A more serious issue is the billions rolling into the Justice Department off the Big Pharma’s fraud settlements. The Foreign Corrupt Practices Act (FCPA) of US Federal law prohibits US companies from bribing foreign officials to get their business. Drug manufacturers have come under scrutiny because they are sometimes asked for so called “bribes” in return for business when marketing their products to state-run health systems. Official are getting increasingly frustrated as fines and settlements are growing because of repeat offenders. Just a few examples to quote to get an idea of the situation:. J&J agreed to pay about US$70 million to resolve claims; other drug manufacturers such as Eli Lilly, AstraZeneca, Bristol-Myers-Squibb and Pfizer are under investigation and discussion in this regard. Most recently Teva Pharmaceutical, the world largest manufacturer of generic drugs is also under investigation for possible violation of the same anti-bribery law. Recently US authorities settled a US$3 billion agreement with GlaxoSmithKline (GSK) to settle a wide variety of claims that it used (misleading marketing) and so called “bribes” to sell products. The recent GSK deal, at US$3 billion broke Pfizer’s previous record, and Johnson & Johnson’s (J&J) impending Risperdal wrap-up is expected to be in third place in this series.
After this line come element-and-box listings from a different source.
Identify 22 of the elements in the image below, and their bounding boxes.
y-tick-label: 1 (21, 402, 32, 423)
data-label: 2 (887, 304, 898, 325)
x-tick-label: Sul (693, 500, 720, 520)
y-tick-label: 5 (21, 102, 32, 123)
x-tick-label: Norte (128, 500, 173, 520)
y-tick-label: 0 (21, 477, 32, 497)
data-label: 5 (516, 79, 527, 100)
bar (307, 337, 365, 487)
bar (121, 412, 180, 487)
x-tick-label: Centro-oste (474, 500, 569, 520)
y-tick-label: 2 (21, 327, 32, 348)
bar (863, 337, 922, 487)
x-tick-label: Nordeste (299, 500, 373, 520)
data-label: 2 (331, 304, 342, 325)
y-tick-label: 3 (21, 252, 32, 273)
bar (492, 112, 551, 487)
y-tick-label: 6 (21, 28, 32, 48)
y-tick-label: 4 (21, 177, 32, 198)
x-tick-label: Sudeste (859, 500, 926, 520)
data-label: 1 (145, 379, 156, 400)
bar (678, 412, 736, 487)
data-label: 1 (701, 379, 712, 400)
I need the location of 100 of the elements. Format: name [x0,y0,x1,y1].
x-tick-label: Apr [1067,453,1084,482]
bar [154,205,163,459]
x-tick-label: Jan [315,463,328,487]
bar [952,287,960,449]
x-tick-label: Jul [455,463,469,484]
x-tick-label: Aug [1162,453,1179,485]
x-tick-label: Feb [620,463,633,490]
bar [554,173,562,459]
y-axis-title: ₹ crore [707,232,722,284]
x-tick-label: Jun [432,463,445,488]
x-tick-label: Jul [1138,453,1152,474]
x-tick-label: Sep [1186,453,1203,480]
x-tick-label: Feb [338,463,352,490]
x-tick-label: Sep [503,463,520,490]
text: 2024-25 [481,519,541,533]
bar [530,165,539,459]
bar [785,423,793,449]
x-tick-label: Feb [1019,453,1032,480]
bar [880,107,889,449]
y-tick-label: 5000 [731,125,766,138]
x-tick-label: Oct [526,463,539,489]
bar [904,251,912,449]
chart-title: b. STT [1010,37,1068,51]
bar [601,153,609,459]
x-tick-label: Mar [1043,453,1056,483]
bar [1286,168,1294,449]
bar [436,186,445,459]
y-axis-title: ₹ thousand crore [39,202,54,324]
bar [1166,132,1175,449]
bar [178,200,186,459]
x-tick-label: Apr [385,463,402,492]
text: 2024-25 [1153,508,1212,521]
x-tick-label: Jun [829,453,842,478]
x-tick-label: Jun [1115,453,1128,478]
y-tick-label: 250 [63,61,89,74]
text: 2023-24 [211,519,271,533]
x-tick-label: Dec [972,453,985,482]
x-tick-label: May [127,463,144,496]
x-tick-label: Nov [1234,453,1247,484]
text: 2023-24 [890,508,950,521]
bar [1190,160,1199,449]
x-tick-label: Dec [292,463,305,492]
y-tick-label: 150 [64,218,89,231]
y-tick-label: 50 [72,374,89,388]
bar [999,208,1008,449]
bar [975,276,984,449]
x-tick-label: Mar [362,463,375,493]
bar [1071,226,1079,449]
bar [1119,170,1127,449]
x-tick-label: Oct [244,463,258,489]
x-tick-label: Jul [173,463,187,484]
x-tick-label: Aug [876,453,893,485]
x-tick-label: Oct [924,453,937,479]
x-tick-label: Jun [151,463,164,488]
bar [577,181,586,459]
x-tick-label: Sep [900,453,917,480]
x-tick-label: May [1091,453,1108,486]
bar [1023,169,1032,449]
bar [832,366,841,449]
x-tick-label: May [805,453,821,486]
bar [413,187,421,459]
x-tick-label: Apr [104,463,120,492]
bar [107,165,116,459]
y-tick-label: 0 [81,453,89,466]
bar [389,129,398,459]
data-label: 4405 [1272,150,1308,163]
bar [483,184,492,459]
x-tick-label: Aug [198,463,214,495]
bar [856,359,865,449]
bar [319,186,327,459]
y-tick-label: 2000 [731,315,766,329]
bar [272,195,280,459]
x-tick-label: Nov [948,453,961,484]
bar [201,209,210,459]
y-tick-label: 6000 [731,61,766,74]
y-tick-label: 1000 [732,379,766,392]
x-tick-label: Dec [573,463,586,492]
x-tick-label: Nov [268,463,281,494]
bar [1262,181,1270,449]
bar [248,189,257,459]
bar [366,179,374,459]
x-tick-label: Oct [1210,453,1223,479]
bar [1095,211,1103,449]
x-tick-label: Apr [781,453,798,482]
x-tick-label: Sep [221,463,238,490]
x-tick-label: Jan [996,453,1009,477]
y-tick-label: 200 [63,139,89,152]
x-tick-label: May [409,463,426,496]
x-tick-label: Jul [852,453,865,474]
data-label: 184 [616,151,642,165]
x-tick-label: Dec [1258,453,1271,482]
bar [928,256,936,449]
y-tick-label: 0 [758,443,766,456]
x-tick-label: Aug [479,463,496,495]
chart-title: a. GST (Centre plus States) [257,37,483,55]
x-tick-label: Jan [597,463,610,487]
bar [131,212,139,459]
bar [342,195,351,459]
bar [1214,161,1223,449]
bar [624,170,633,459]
When all said and done, it is my opinion that the global economy is the trigger and root cause for the changes that were and are still happening in the industry. In order to survive and keep paces, fierce competition has forced the organizations to enter into unknown and untested waters with different territories and domains. This has resulted in loosening controls on quality and making short cuts to reduce cost and speed up processes. The future looks quite gloomy and depressive. Having said this, there are many more encouraging updates and happenings in the pharma industry around the globe. As mentioned earlier, at the end, the future of Pharma industry is quite promising and has a potential to grow and expand. In this competitive, tough, and challenging environment all these situations are the wakeup calls providing us with lessons for future opportunities and business survival and growth.